BAK içinde de mutlaka sadece insani nedenlerle savaşa, işgale karşı çıkanlar
vardır. Ancak Küresel BAK’ın genel çizgisi de bütün dünyadaki savaş karşıtı hareket
gibi anti-emperyalizmdir.
Çeşitli toplantılarda yapılan tartışmalarda Amerikan emperyalizminin eleştirilişi,
dünyanın içinde yaşamakta olduğumuz aşamasının tahlili bize hep Küresel BAK’ın
anti-emperyalist karakterini gösterir.
Kaldı ki dün Koordinasyon, bugün de Küresel BAK savaşa ve işgale karşı çıkarken
bunu dünyadaki ve Türkiye’deki diğer sosyo ekonomik sorunlara da bağlamaktaydı.
Sayısız Küresel BAK toplantısında Amerikan emperyalizminin Irak’ta şu ya da bu
bi,çimde kazanmasının küresel sermayenin zaferi olacağı ve ardından dünyanın
her tarafında yeni-liberal saldırıların çoğalacağı, azacağı anlatılmıştır.

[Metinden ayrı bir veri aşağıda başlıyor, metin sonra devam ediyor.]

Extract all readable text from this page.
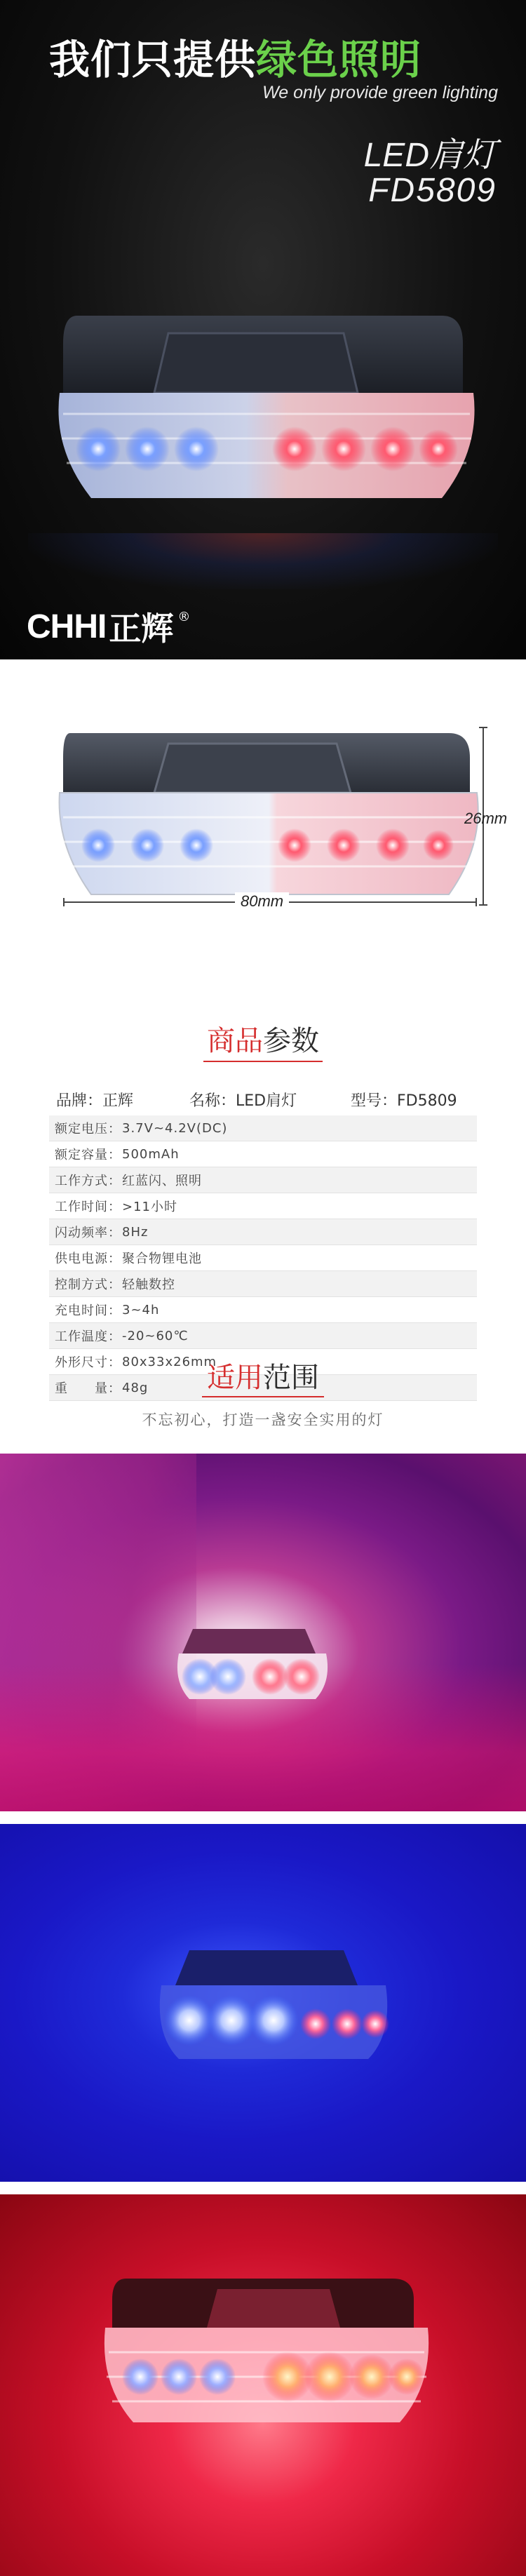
我们只提供绿色照明
We only provide green lighting
LED肩灯
FD5809
CHHI 正辉 ®
26mm
80mm
商品参数
品牌：正辉	名称：LED肩灯	型号：FD5809
额定电压： 3.7V~4.2V(DC)
额定容量： 500mAh
工作方式： 红蓝闪、照明
工作时间： >11小时
闪动频率： 8Hz
供电电源： 聚合物锂电池
控制方式： 轻触数控
充电时间： 3~4h
工作温度： -20~60℃
外形尺寸： 80x33x26mm
重　　量： 48g	适用范围
不忘初心，打造一盏安全实用的灯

Dolayısıyla, Küresel BAK yeni-liberal saldırılara karşı mücadele için de ilk
yakalanması gereken halkanın ABD’nin dünya hegemonyası için giriştiği saldırılara
karşı çıkmak olduğunu vurguladı.
Öte yandan, “savaşa değil eğitime bütçe”, “savaşa değil sağlığa bütçe” sloganlarnda
özetlenebilecek bir tutum savaşla yeni liberal salrılara karşı mücadelenin birleştirilmesinin
örnekleridir.
Aynı şekilde Küresel BAK aktivistlerinin hemen her yürüyüşte savaşa ve işgale
karşı, direnişi destekleyen sloganların yanı sıra “biz anti, anti kapitalistiz”

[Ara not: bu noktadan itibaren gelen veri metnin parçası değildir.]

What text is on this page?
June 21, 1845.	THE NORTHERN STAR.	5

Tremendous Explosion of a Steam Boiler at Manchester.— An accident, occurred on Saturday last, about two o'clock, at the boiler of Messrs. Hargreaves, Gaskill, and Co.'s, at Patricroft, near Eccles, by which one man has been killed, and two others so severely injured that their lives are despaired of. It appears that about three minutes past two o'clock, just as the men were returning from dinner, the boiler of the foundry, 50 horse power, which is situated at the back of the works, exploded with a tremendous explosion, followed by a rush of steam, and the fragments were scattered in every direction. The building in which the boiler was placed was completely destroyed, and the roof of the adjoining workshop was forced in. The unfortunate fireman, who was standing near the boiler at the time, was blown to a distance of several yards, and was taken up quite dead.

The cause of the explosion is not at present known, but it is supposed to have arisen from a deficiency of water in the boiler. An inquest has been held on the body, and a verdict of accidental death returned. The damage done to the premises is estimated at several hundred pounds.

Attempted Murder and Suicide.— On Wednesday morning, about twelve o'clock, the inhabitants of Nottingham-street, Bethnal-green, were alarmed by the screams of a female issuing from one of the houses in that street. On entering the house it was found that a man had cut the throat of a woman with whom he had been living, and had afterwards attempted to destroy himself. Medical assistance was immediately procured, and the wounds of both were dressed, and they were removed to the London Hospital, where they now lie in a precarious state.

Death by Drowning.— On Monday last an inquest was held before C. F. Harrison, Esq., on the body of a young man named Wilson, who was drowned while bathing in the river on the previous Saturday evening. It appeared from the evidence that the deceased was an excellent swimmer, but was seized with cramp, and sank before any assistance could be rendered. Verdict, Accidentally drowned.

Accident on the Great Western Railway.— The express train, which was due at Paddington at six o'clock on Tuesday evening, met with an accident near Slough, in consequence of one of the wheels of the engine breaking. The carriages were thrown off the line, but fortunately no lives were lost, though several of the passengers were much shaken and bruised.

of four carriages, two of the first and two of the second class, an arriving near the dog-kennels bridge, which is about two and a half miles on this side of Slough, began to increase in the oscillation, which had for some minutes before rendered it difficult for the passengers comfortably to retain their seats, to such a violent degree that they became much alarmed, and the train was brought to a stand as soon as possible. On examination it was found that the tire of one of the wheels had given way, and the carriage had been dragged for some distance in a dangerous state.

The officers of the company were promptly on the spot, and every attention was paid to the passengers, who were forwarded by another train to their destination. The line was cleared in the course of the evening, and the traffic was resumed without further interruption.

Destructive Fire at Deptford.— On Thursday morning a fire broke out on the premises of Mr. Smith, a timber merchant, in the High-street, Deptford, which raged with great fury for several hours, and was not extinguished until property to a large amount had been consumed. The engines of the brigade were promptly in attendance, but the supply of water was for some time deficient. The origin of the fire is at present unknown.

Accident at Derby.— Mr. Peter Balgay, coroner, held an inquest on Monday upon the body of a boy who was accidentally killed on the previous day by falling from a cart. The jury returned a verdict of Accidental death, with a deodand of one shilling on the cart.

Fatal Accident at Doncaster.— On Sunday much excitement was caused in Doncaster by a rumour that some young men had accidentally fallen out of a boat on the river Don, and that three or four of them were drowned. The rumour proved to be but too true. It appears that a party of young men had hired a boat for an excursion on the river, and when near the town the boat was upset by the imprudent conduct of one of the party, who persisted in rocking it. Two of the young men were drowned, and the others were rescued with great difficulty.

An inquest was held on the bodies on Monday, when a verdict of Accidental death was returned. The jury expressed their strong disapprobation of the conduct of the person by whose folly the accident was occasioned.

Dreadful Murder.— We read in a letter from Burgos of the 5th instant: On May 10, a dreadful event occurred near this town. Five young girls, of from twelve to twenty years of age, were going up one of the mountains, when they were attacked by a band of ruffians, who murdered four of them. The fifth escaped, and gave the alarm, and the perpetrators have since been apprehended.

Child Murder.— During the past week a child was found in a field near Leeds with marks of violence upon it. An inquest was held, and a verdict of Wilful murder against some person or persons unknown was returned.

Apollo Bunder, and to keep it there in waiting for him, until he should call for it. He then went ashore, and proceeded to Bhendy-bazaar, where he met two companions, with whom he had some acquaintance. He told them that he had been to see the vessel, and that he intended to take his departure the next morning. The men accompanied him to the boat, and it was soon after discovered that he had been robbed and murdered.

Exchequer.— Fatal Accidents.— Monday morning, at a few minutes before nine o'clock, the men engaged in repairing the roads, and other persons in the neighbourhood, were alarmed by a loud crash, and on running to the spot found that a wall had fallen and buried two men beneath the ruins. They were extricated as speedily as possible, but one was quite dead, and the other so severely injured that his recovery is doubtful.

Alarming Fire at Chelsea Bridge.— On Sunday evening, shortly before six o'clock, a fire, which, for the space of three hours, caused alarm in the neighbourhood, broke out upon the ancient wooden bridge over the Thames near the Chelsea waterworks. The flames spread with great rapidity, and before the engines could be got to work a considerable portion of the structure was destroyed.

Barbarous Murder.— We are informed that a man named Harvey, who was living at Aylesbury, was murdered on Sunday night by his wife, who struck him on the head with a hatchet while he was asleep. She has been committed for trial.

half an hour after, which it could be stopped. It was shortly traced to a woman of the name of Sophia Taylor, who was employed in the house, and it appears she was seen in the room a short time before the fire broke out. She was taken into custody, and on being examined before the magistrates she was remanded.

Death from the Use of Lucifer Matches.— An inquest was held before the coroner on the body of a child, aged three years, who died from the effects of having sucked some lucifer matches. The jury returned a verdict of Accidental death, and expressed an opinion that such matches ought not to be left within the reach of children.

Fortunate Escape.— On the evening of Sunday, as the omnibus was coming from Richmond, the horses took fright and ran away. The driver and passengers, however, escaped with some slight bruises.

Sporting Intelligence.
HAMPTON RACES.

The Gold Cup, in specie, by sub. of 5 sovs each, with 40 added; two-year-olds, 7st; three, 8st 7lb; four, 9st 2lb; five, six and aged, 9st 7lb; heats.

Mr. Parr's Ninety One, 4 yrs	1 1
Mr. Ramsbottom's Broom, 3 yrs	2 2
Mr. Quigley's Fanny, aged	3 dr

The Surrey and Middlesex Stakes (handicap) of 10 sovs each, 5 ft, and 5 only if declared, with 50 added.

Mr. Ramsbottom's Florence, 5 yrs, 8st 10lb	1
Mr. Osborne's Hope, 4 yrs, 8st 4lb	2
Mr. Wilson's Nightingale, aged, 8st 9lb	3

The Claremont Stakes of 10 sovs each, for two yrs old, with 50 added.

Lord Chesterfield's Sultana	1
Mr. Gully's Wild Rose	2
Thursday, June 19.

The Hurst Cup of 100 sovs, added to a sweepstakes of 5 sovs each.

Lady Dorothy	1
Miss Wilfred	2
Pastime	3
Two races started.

sloganını ne denli büyük bir coşkuyla attıkları hatırlanırsa Küresel BAK’ın karakteri
daha netçe ortaya çıkarr. Hatta belki de Küresel BAK kortejlerinin belirleyici,
en çok akılda kalan ve “farklıydı” denmesini sağlayan sloganının anti-kapitalizm
olduğunu dahi çekinmeden söyleyebiliriz. 27 Haziran gösterisinde giderek büyüyen
Küresel BAK kortejinin her dört sloganından birisi anti-kapitalizm oldu.
Açıkçası bundan hoşlanmayanlar vardı. “Barış kortejinde anti kapitalizm sloganının
ne işi var” diyenler oldu. Ama buna rağmen kortejin insanları en çopk kendisine
çeken yanı da herhalde bu sloganıydı.
Önümüzdeki dönemde de Küresel BAK savaş karşıtlığını sosyal sorunlara bağlayarak,
anti-emperyalizmi anti-kapitalizm ile birleştirerek yürümeye devam etmelidir.

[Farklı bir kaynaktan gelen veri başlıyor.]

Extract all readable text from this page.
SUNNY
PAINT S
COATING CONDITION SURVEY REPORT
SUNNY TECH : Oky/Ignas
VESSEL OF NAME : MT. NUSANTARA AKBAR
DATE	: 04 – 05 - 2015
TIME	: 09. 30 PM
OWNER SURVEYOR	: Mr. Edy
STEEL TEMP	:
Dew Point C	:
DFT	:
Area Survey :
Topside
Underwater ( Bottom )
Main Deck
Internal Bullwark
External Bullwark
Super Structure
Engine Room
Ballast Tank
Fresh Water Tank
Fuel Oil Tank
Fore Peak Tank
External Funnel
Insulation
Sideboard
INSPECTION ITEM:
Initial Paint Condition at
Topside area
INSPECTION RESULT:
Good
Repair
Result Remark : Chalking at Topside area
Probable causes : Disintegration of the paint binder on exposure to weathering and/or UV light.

Küresel BAK bu karakteriyle, savaş karşıtlığıyla, anti kapitalizmi ile, barış
sorunlarını sosyal sorunlarla yan yana getirmesiyle, militan fakat aynı zamanda
farklı eylem anlayışı ile, doğrudan demokrasisi ile, çeşitliliği ile ve zengin
tartışma ortamı ile yeni hareketin Türkiye’deki tek örneği.
Onun güçlenmesi açık ki yeni bir solun şekillenmesini, yeni aktivistlerin daha
çok sayıda harekete katılmasını sağlayacaktır.
Biz DSİP’liler bugüne kadar olduğu gibi bütün olanaklarımızla, bütün güçlerimizle
Küresel BAK için çalışmaya devam etmeliyiz.
NATO zirvesi bitti. Şimdi Amerika’da başkanlık seçimleri var. Irak’ın ve Afganistan’ın
işgali devam ediyor. Filistin’de siyonist katliam sürüyor.
Türk ordusunun Afganistan’a asker göndermesi olasılığı var. Bütün bunlara karşı
mücadelede Küresel BAK’ın üzerine ağır görevler düşüyor.